America must face future bravely

There will be a conference this month to celebrate the mass murders of Sept. 11, 2001.

It will be held in London, exact date unknown. The sponsor is Al-Muhajiroun, a Muslim extremist group that, for the record, disputes reports characterizing the gathering as a celebration.

Also for the record: Posters promoting the conference depict the Sept. 11 hijackers as “The Magnificent 19.” Draw your own conclusion.

Al-Muhajiroun’s event was first reported last week by British newspapers and “NBC Nightly News.” Coincidentally, the story broke just days before officials released transcripts of telephone calls and radio transmissions made from the World Trade Center that awful morning two years ago.

To read from those transcripts is to be swept into a universe of fire and smoke, confusion and fear. A Port Authority executive seeks assurance that rescuers are on the way. “They will come up, huh? They will check each floor?”

An emergency dispatcher struggles to comprehend what a caller has just told her. “Sir, you have WHAT jumping from buildings?”

“People,” he says.

A desk sergeant says, “Oh, my God,” as a colleague on the scene reports the unthinkable.

“Say a prayer, brother,” the colleague replies.

If you can juxtapose that with Al-Muhajiroun’s party without a shudder of cold fury, you’re a better person than I.

The events of Sept. 11 left many of us shuddering. And wondering if we could be and even if we should continue to be the nation we had always been. Meaning the nation that wore with swaggering pride our freedom of movement, our freedom of expression, our freedom of association, OUR freedom. The nation where the power of government to surveil and to detain was limited by the fact that the people had certain unalienable rights. The nation that was open and unafraid.
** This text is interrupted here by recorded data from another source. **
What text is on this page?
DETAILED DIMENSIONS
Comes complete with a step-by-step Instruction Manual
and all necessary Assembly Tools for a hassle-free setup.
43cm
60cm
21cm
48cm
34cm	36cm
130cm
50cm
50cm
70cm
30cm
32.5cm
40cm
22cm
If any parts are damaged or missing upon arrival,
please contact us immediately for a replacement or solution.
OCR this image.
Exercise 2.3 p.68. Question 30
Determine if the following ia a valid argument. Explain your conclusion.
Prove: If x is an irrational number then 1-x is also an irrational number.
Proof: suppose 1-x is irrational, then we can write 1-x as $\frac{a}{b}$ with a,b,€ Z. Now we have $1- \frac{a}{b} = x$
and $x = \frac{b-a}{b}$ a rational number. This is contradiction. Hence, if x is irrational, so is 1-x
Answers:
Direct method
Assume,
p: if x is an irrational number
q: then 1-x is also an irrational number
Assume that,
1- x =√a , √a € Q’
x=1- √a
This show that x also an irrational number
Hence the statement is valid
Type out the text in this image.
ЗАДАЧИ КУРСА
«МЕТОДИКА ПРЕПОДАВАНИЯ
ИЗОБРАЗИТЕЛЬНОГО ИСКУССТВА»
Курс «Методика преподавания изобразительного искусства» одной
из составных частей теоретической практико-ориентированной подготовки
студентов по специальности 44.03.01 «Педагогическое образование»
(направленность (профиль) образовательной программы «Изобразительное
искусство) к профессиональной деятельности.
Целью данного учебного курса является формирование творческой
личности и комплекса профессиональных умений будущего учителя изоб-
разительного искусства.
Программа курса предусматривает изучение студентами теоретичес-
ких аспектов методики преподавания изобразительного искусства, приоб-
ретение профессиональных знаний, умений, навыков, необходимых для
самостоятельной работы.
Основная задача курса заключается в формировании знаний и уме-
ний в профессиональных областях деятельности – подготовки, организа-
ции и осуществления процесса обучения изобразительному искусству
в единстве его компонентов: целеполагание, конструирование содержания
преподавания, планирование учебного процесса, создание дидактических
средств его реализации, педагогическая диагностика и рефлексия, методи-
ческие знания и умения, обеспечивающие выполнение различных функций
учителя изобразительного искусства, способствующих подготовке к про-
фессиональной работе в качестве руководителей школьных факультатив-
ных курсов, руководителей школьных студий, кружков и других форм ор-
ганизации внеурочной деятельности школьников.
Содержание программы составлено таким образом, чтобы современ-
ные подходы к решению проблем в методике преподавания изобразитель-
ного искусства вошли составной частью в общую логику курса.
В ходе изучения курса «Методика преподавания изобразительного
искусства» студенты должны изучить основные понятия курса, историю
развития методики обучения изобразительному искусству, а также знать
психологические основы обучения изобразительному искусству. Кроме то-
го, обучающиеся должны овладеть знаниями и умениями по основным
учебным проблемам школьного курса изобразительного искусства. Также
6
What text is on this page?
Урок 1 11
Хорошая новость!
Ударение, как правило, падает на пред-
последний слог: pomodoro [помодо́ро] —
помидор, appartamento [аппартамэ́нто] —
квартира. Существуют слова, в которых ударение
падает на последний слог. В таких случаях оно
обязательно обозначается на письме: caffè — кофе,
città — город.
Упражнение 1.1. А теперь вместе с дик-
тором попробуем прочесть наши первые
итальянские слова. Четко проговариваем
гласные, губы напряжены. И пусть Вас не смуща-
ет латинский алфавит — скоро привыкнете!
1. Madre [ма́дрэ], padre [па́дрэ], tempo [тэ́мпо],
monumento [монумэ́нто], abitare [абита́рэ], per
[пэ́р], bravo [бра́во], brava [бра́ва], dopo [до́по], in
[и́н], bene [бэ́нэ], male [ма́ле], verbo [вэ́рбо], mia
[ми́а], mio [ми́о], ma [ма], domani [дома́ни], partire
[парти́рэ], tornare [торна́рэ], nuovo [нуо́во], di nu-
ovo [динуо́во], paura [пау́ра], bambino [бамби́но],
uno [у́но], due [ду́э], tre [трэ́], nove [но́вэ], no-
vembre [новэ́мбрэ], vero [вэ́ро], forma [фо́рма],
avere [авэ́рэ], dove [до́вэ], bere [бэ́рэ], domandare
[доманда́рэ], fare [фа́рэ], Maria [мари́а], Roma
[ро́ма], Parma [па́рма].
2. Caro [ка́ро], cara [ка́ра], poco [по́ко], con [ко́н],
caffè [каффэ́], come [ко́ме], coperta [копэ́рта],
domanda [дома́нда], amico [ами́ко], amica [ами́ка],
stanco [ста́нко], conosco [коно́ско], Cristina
Could we continue to be that nation? Could we continue to be that young?

We could not.

The intervening years have seen dozens of men rounded up based on little more than religion and ethnicity. Some mistreated, many not allowed access to legal counsel. You don’t walk as freely as you once did in the nation’s capital; it is necessary to navigate around concrete barricades and access to the Capital building, the people’s house, is restricted. The government uses a color chart to tell us how frightened we should be on any given day.

And what have we achieved in exchange? Well, the Taliban is gone. Many of Osama bin Laden’s confederates are, too, though he remains at large. Al-Qaida is diminished but still murderously active. Iraq — whose connection to these events always seemed more than a little dubious — is looking evermore like a quicksand pit.

So the record is mixed, to say the least. In the meantime, we are no longer what we were. And it’s still unclear what we will become.

Al-Muhajiroun’s celebration is a reminder, as visceral as a punch in the mouth, that our enemies have no such qualms about identity, about who and what they are. Zealots never do. Clarity is an advantage they always enjoy.

And it’s at times like these that the rule of law comes to feel like unbearable weight. Like fighting off a back alley mugging by Marquis of Queensberry rules. I mean, for criminy sake, the Al-Muhajiroun gathering is entirely legal in Great Britain. As it would be here.

Some people would call that foolhardy. I call it brave, even while conceding that sometimes, there’s not a lot of difference between the two. But at a time when we see ourselves being made into what we don’t yet know, it seems to me that it is more than ever important to be brave. To embrace more firmly the ideals that make ours a civilization worth defending.

Because change is coming. And there is no guarantee we’re going to recognize ourselves once it does.

So brace yourself. And say a prayer, brother. Say a prayer.